Eliasson is a sculptor known for his ambitious public art projects and large-scale installations. A survey of his work, entitled Take your time: Olafur Eliasson, was curated by the San Francisco Museum of Modern Art (SFMoMA), and was exhibited from 2007 to 2011 in several art museums in the U.S. and Brazil, including the Musuem of Modern Art (MoMA) in New York City. Eliasson also received the European Union Prize for Contemporary Architecture / Mies Van Der Rohe Award in 2013, for the crystalline façade he created for the Reykjavik Concert Hall and Conference Centre. His 2006 installation Eye See You was commissioned by Louis Vuitton for its stores’ Christmas displays, and a lamp from the installation, You See Me, is now on permanent display at Louis Vuitton Fifth Avenue, New York.
Eliasson recently extended his creative spirit to the world of social business enterprise. He worked with engineer Frederik Ottesen to develop Little Sun, a portable solar-powered LED lamp for the 1.6 billion people worldwide without access to electricity.
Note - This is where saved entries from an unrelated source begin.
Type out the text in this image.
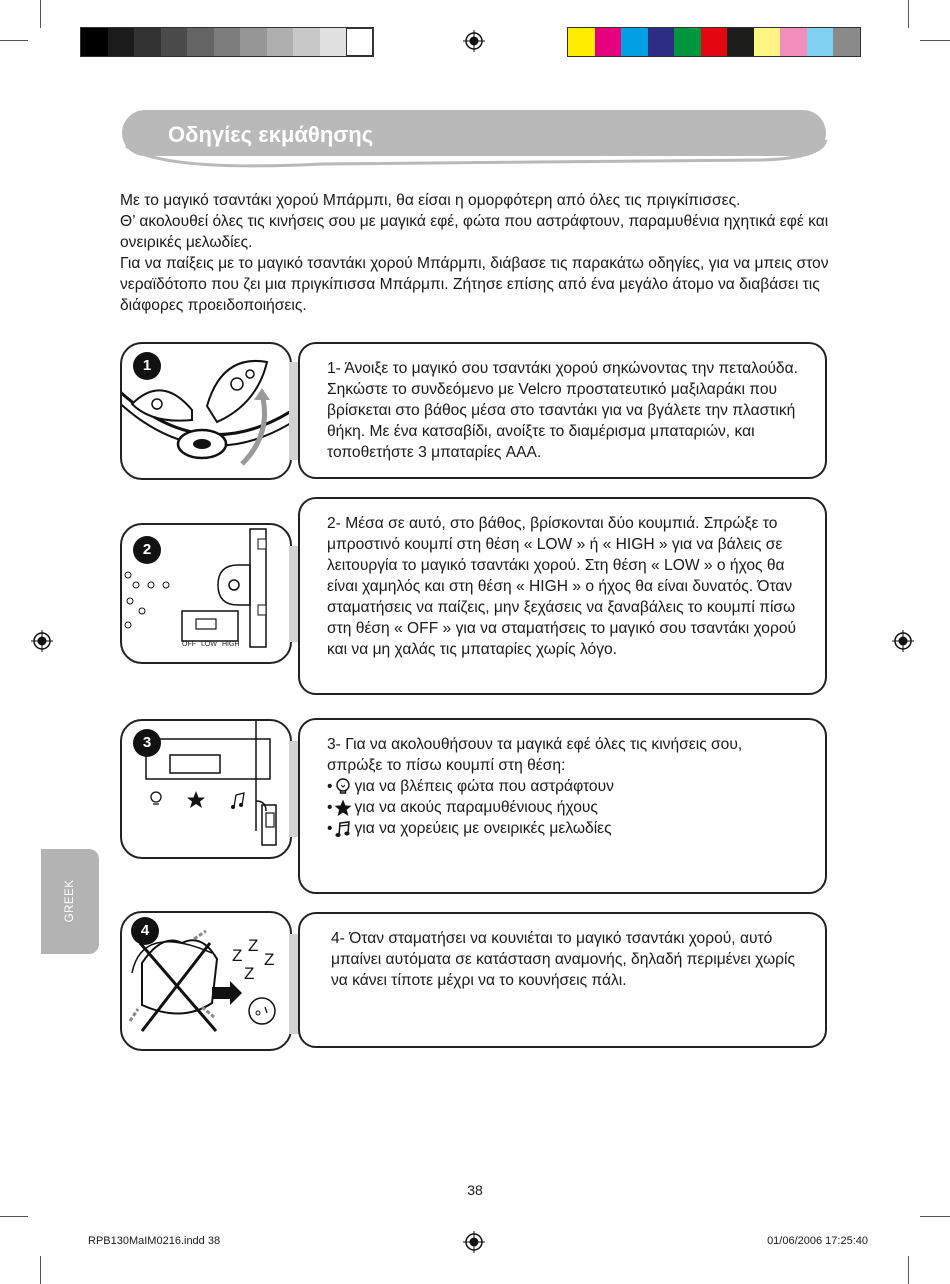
Οδηγίες εκμάθησης

Με το μαγικό τσαντάκι χορού Μπάρμπι, θα είσαι η ομορφότερη από όλες τις πριγκίπισσες.

Θ’ ακολουθεί όλες τις κινήσεις σου με μαγικά εφέ, φώτα που αστράφτουν, παραμυθένια ηχητικά εφέ και ονειρικές μελωδίες.

Για να παίξεις με το μαγικό τσαντάκι χορού Μπάρμπι, διάβασε τις παρακάτω οδηγίες, για να μπεις στον νεραϊδότοπο που ζει μια πριγκίπισσα Μπάρμπι. Ζήτησε επίσης από ένα μεγάλο άτομο να διαβάσει τις διάφορες προειδοποιήσεις.

1	1- Άνοιξε το μαγικό σου τσαντάκι χορού σηκώνοντας την πεταλούδα. Σηκώστε το συνδεόμενο με Velcro προστατευτικό μαξιλαράκι που βρίσκεται στο βάθος μέσα στο τσαντάκι για να βγάλετε την πλαστική θήκη. Με ένα κατσαβίδι, ανοίξτε το διαμέρισμα μπαταριών, και τοποθετήστε 3 μπαταρίες AAA.

OFF LOW HIGH
2

2- Μέσα σε αυτό, στο βάθος, βρίσκονται δύο κουμπιά. Σπρώξε το μπροστινό κουμπί στη θέση « LOW » ή « HIGH » για να βάλεις σε λειτουργία το μαγικό τσαντάκι χορού. Στη θέση « LOW » ο ήχος θα είναι χαμηλός και στη θέση « HIGH » ο ήχος θα είναι δυνατός. Όταν σταματήσεις να παίζεις, μην ξεχάσεις να ξαναβάλεις το κουμπί πίσω στη θέση « OFF » για να σταματήσεις το μαγικό σου τσαντάκι χορού και να μη χαλάς τις μπαταρίες χωρίς λόγο.

3	3- Για να ακολουθήσουν τα μαγικά εφέ όλες τις κινήσεις σου, σπρώξε το πίσω κουμπί στη θέση:

• για να βλέπεις φώτα που αστράφτουν
• για να ακούς παραμυθένιους ήχους
• για να χορεύεις με ονειρικές μελωδίες
GREEK
Z
Z
Z
Z
4	4- Όταν σταματήσει να κουνιέται το μαγικό τσαντάκι χορού, αυτό μπαίνει αυτόματα σε κατάσταση αναμονής, δηλαδή περιμένει χωρίς να κάνει τίποτε μέχρι να το κουνήσεις πάλι.

38
RPB130MaIM0216.indd 38	01/06/2006 17:25:40
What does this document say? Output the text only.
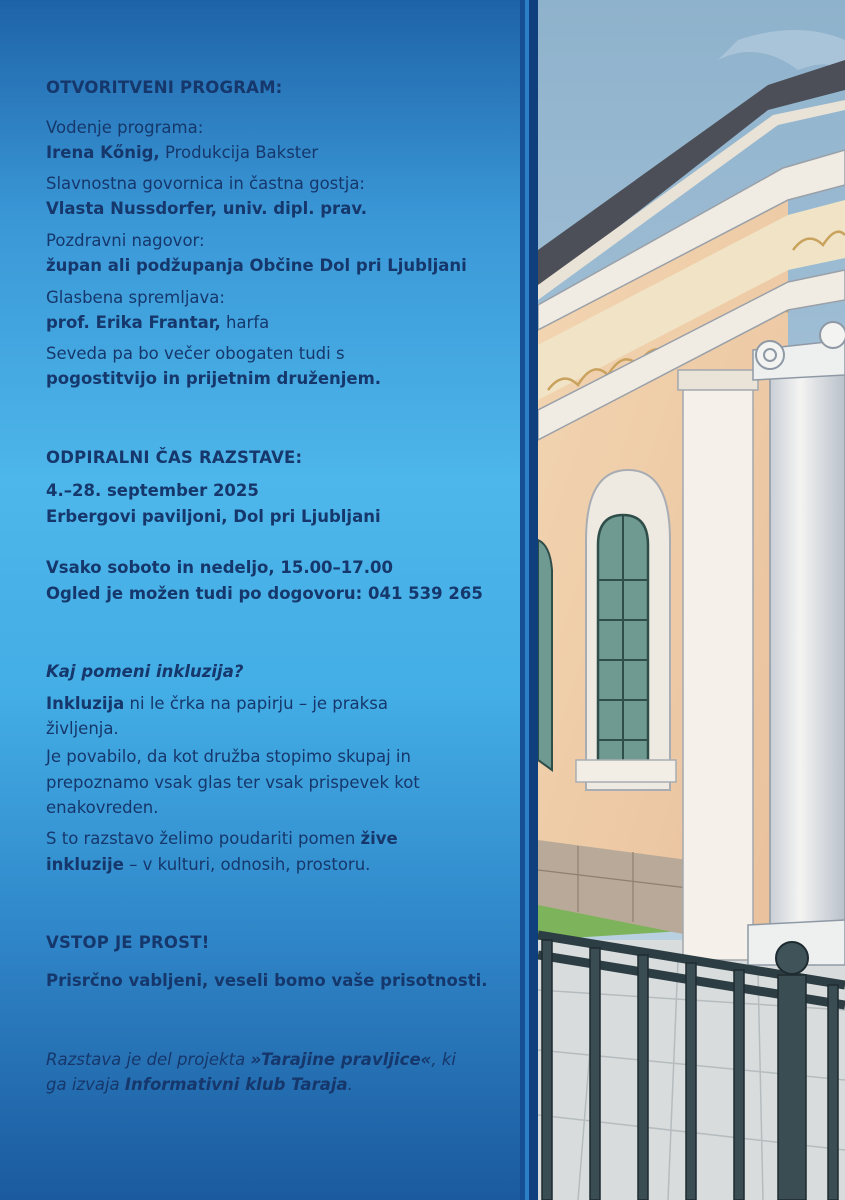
OTVORITVENI PROGRAM:
Vodenje programa:
Irena Kőnig, Produkcija Bakster
Slavnostna govornica in častna gostja:
Vlasta Nussdorfer, univ. dipl. prav.
Pozdravni nagovor:
župan ali podžupanja Občine Dol pri Ljubljani
Glasbena spremljava:
prof. Erika Frantar, harfa
Seveda pa bo večer obogaten tudi s
pogostitvijo in prijetnim druženjem.
ODPIRALNI ČAS RAZSTAVE:
4.–28. september 2025
Erbergovi paviljoni, Dol pri Ljubljani
Vsako soboto in nedeljo, 15.00–17.00
Ogled je možen tudi po dogovoru: 041 539 265
Kaj pomeni inkluzija?
Inkluzija ni le črka na papirju – je praksa
življenja.
Je povabilo, da kot družba stopimo skupaj in
prepoznamo vsak glas ter vsak prispevek kot
enakovreden.
S to razstavo želimo poudariti pomen žive
inkluzije – v kulturi, odnosih, prostoru.
VSTOP JE PROST!
Prisrčno vabljeni, veseli bomo vaše prisotnosti.
Razstava je del projekta »Tarajine pravljice«, ki
ga izvaja Informativni klub Taraja.
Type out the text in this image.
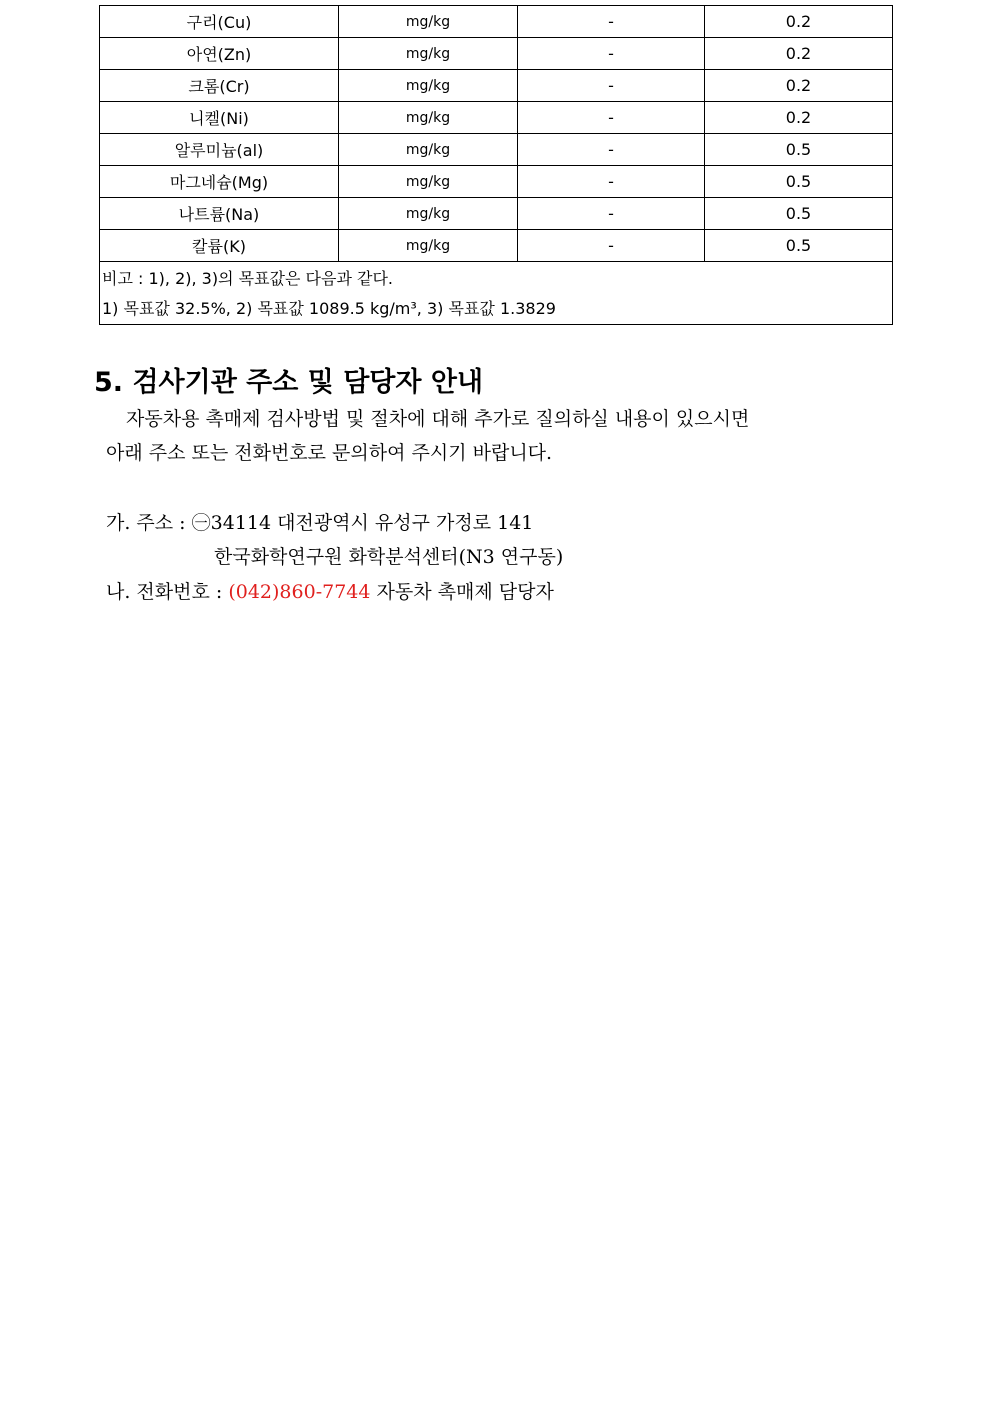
구리(Cu)	mg/kg	-	0.2
아연(Zn)	mg/kg	-	0.2
크롬(Cr)	mg/kg	-	0.2
니켈(Ni)	mg/kg	-	0.2
알루미늄(al)	mg/kg	-	0.5
마그네슘(Mg)	mg/kg	-	0.5
나트륨(Na)	mg/kg	-	0.5
칼륨(K)	mg/kg	-	0.5

비고 : 1), 2), 3)의 목표값은 다음과 같다.
1) 목표값 32.5%, 2) 목표값 1089.5 kg/m³, 3) 목표값 1.3829			
5. 검사기관 주소 및 담당자 안내
자동차용 촉매제 검사방법 및 절차에 대해 추가로 질의하실 내용이 있으시면
아래 주소 또는 전화번호로 문의하여 주시기 바랍니다.
가. 주소 : ㊀34114 대전광역시 유성구 가정로 141
한국화학연구원 화학분석센터(N3 연구동)
나. 전화번호 : (042)860-7744 자동차 촉매제 담당자
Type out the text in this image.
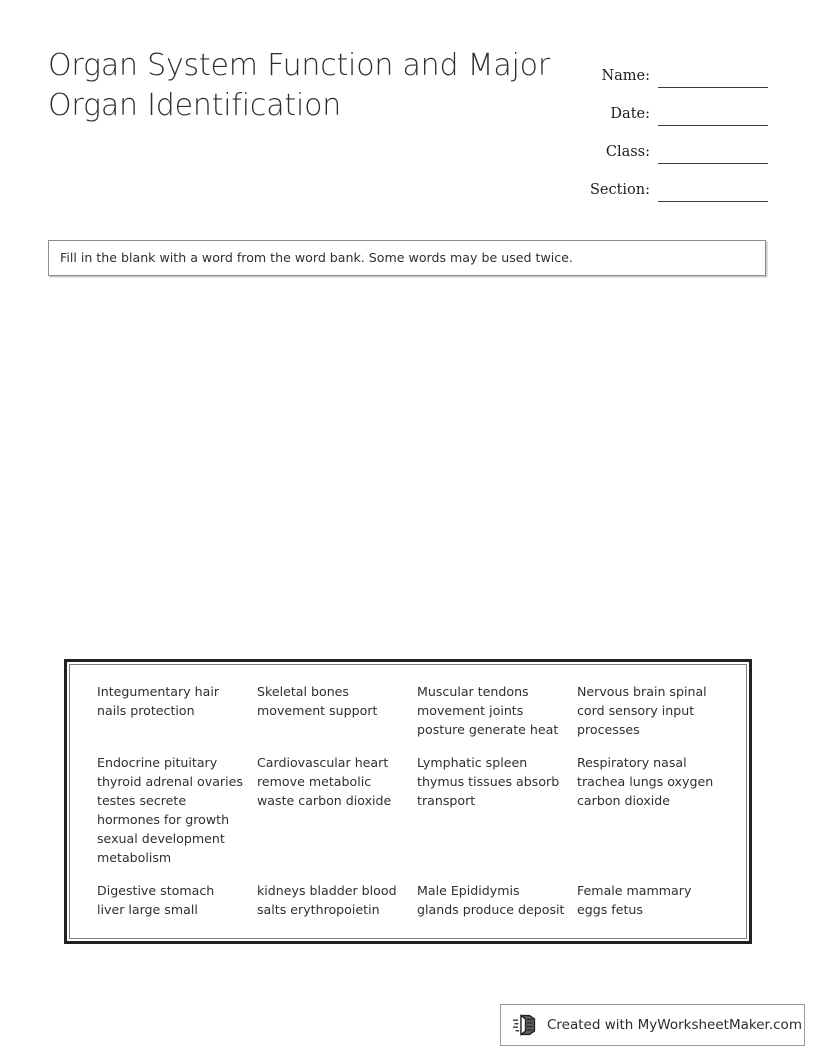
Organ System Function and Major Organ Identification
Name:
Date:
Class:
Section:
Fill in the blank with a word from the word bank. Some words may be used twice.
Integumentary hair nails protection
Skeletal bones movement support
Muscular tendons movement joints posture generate heat
Nervous brain spinal cord sensory input processes
Endocrine pituitary thyroid adrenal ovaries testes secrete hormones for growth sexual development metabolism
Cardiovascular heart remove metabolic waste carbon dioxide
Lymphatic spleen thymus tissues absorb transport
Respiratory nasal trachea lungs oxygen carbon dioxide
Digestive stomach liver large small
kidneys bladder blood salts erythropoietin
Male Epididymis glands produce deposit
Female mammary eggs fetus
Created with MyWorksheetMaker.com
Little Sun provides a prudent and affordable alternative to toxic fuel-based lighting. “A work of art that works in life,” Little Sun has been distributed in seven African countries, as well as in the EU, Japan, Australia and the USA. Little Sun has also been showcased at MIT Energy Night and is currently displayed at the MIT Museum through March 2014. Students have already had the opportunity to make Little Sun more efficient and aesthetically pleasing at Hacking Arts, MIT’s first annual festival and hackathon to explore the intersection of arts, technology, and entrepreneurship.
“It is a great honor for me to receive the Eugene McDermott Award in the Arts at MIT, an institution with a long tradition of turning thinking into doing,” said Eliasson. During his residency, he and his team will have the opportunity to integrate groundbreaking advances in design, entrepreneurship, and energy research at MIT into their work.